Kiedy skończyłyśmy małe zakupy, poszłyśmy do Starbucks'a. Zamówiłyśmy sobie herbatę i kawałek ciasta, a następnie usiadłyśmy przy jednym ze stolików. Czas płynął mi z nią niezmiernie szybko w towarzystwie mamy Harry'ego. Śmiałyśmy się dużo i ploktowałyśmy na temat każdej osoby, która tędy przechodziła. Anne zrobiła sobie ze mną nawet kilka normalnych i śmiesznych selfie, które wstawiła na jeden ze swoich profili. Po godzinie pożegnałyśmy się, a ja szłam w stronę samochodu.

- Słucham? - przewróciłam oczami, odbierając połączenie od Styles'a.

- Moja matka już cię wykończyła? - zaśmiał się lekko.

- Daj spokój, było bardzo miło. - zachichotałam. - Kupiła kilka rzeczy naszemu synowi, przy czym krzyczała zadowolona jak nienormalna. - wybuchnęłam śmiechem, a on ze mną.

- Wiedziałem. - zakończył swój śmiech. - Może wyszlibyśmy na kolację? Dawno nigdzie nie byliśmy. - dodał.

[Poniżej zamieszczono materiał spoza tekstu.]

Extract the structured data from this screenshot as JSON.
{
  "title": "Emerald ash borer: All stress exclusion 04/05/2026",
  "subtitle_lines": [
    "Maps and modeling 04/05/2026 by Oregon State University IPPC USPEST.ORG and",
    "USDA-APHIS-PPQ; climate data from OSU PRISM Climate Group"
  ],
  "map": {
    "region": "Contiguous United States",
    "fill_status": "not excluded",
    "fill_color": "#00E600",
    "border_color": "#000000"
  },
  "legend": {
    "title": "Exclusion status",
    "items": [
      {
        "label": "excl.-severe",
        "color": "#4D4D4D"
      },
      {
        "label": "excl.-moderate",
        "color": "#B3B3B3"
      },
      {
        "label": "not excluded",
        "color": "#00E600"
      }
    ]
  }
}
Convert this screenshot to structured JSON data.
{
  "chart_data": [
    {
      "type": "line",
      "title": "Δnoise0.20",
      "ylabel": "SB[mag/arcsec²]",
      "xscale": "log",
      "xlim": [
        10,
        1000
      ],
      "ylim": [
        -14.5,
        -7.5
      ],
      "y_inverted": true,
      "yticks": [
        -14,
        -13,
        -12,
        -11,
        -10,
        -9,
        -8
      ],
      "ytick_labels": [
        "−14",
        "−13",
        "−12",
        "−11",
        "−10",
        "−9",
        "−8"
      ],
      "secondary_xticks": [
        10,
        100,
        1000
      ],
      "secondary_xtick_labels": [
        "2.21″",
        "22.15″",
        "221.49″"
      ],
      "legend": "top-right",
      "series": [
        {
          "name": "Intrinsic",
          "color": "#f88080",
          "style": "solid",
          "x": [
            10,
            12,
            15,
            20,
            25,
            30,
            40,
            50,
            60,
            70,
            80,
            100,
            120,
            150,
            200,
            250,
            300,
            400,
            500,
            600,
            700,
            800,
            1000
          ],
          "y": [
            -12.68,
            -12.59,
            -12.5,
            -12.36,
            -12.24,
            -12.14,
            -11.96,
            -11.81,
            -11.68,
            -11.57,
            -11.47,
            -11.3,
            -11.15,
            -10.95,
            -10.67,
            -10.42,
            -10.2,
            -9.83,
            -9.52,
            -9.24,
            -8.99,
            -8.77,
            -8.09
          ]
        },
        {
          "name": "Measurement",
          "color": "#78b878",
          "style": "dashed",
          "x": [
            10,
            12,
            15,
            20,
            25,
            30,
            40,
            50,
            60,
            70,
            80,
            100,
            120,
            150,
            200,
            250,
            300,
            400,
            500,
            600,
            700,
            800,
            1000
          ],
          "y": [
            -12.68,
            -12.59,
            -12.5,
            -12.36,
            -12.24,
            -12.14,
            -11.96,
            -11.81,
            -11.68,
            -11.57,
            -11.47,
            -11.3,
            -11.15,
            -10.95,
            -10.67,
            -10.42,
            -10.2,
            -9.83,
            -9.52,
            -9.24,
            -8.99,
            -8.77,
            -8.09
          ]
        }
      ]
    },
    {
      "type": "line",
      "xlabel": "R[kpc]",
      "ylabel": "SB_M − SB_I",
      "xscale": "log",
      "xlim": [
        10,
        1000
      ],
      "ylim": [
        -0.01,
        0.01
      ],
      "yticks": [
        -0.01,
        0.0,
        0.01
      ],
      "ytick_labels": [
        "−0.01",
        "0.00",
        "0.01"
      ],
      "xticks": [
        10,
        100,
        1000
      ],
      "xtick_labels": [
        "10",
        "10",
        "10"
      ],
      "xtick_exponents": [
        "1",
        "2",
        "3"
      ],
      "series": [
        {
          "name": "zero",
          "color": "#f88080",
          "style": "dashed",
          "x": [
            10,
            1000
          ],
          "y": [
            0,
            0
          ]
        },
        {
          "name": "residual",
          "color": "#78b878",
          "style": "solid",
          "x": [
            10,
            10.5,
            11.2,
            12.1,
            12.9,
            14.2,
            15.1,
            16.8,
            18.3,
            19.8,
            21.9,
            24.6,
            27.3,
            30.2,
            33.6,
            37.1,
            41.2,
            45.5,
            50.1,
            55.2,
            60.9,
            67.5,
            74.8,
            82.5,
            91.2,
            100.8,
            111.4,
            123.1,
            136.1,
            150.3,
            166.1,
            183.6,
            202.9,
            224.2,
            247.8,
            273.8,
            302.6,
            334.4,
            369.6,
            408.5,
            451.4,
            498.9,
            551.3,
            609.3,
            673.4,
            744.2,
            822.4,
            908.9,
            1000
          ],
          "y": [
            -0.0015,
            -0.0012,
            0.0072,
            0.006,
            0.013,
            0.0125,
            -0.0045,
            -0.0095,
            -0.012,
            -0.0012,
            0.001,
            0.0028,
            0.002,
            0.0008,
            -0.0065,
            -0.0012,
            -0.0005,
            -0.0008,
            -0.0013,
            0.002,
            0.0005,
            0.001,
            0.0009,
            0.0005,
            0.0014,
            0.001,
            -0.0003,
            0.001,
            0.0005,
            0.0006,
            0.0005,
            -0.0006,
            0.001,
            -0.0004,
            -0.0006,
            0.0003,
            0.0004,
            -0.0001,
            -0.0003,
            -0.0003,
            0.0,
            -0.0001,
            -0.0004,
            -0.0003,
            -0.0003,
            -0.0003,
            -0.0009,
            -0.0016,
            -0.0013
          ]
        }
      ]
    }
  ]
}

- W porządku. - wzruszyłam ramionami, wiedząc, że i tak nie mam nic do roboty.

- Przyjadę do domu o osiemnastej i od razu pojedziemy. Bądź gotowa. - dodał niskim głosem.

- Dobrze. - szepnęłam.

***

Gdy wróciłam do domu, wzięłam długą kąpiel. Założyłam świeżą bieliznę i białą sukienkę na grubych ramiączkach, sięgającą połowy moich ud oraz cieliste rajstopy. Do tego beżowe szpilki, a następnie wysuszyłam swoje włosy i wyprostowałam. Zrobiłam delikatny makijaż, który zwieńczyłam czerwoną szminką i założyłam srebrny naszyjnik. Chwyciłam swoją torebkę, po czym wyszłam z domu. Harry siedział w swoim samochodzie, czytając jakieś papiery i czekał. Otworzyłam drzwi od strony pasażera i wsiadłam na fotel, przez co zwrócił na mnie uwagę.

- Pięknie wyglądasz. - powiedział, a następnie nachylił się, aby złożyć na moich ustachg pocałunek.

- Dziękuję. - szepnęłam, puszczając mu oczko.

- Czy pani ze mną flirtuje, panno Moore? - uśmiechnął się łobuzersko.

- Nie można? - uniosłam brwi, przegryzając wargę.

- Z dnia na dzień zaskakuje mnie pani coraz bardziej. - mruknął uwodzicielsko.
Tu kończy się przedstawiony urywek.